Try both type triggers and see what you like, shoot both types if you can. Everybody is different on their likes/dislikes and what works for them.

kcshooter
May 19, 2007, 10:15 AM
The RRA's are a nice AR, I have a lower. Never owned a Bushmaster but wouldn't be afraid to. I wouldn't spend the money on the trigger. I like basic AR, flattop w/ removeable handle, nothin' fancy. As far as a two-stage trigger, that money is far better spent on having your basic single-stage reworked, but I doubt you even need that! Like it was posted above, lack of creep, clean crisp break, and smooth travel.

Tim R
May 20, 2007, 01:13 AM
Not quite sure I agree with Mac's response.....the rifles still have a safety for a reason.

I have been shooting M-1's or M-14's for a number of years. Because of this I like a 2 stage on my AR when shooting matches.

I have a RRA 2 stage which was tuned by White Oak Precision. The trigger is awesome. For the money, the RRA is about the best deal going.

The bottom line is you can shoot smaller groups with the 2 stage because of the light 2nd stage.

mc223
May 20, 2007, 01:33 AM
Dont get me wrong, my Bushmaster is the best thing since pockets on a shirt.
The first thing to go was the crappy stiff factory trigger. I put a Chip McMcormick 2 stage on it and have never looked back.
I might pick up a GEISSELE for a spare though.

Toolman
May 20, 2007, 07:33 AM
I put a RRNM trigger on my Bushy 3-years ago. It has performed flawlessly.

hags
May 20, 2007, 08:00 AM
First, the RRAs have a reputation for losing their first stage. That problem is easily remedied though.
Secondly, IMO a two stage would be much easier than the average single stage to accidently pull the trigger on. They are usually set up for a very light trigger pull which you can get away with because of the two stage design.
Thirdly, stock single stage triggers don't usually have a nice pull, they're usually a bit rough.
I shoot with nothing but two stage triggers, I wouldn't even consider going to a single stage unless nothing else was available.
Most of your top bench shooters are using two stages as they dominate the competitive arena.
Yes, they both do the same thing, however, once you try a good two stage my guess is you won't go back to a single stage.
So in short, in my opinion, they are worth the money.

Art Eatman
May 20, 2007, 09:29 AM
Lessee: A couple of Garands, an Enfield, a few Springfields, a Lebel, a couple of 98s, four ARs, four Minis, an M1A Match, a couple of M1 Carbines as well as the M2 in Korea--I guess I've messed with a few two-stage triggers, these last 57 years.

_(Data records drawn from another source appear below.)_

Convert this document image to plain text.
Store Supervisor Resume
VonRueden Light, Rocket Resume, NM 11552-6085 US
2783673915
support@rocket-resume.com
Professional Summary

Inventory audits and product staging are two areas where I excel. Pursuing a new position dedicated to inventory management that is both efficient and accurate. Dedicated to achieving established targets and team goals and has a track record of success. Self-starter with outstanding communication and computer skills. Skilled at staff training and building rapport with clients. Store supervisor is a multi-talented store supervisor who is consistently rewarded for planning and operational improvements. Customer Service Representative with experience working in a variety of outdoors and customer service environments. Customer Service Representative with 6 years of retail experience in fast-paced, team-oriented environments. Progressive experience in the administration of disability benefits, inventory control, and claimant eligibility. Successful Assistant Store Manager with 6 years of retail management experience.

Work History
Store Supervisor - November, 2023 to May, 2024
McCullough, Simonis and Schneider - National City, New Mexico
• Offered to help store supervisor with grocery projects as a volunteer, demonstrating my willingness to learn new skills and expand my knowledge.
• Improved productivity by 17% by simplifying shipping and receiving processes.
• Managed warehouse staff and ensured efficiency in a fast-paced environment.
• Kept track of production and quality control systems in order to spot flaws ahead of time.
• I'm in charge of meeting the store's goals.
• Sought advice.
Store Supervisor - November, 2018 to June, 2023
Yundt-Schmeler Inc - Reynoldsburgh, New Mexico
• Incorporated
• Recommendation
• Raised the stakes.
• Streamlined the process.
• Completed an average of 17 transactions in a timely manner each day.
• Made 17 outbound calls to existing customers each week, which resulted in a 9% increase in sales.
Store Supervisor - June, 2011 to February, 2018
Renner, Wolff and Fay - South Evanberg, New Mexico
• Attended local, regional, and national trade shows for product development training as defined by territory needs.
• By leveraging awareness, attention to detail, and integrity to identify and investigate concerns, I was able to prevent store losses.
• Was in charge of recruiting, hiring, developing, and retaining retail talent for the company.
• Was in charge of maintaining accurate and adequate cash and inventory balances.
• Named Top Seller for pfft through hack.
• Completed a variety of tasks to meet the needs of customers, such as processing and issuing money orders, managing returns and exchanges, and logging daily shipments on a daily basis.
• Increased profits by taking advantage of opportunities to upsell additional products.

Guess what? They all work.

Then factor in a couple of dozen civilian sporting rifles with single-stage triggers.

Guess what? They all work.

The better of the two designs is the one you like the best, if it works for you. Outside of what you've persuaded yourself to believe, hey, I already said it. :D

Art

hags
May 20, 2007, 10:36 AM
So in short, in my opinion, they are worth the money.
Emphasis on opinion.
Depends on what you're using it for.
Five pound duty triggers work fine, but I wouldn't want one on my Krieger barreled AR15 match rifle.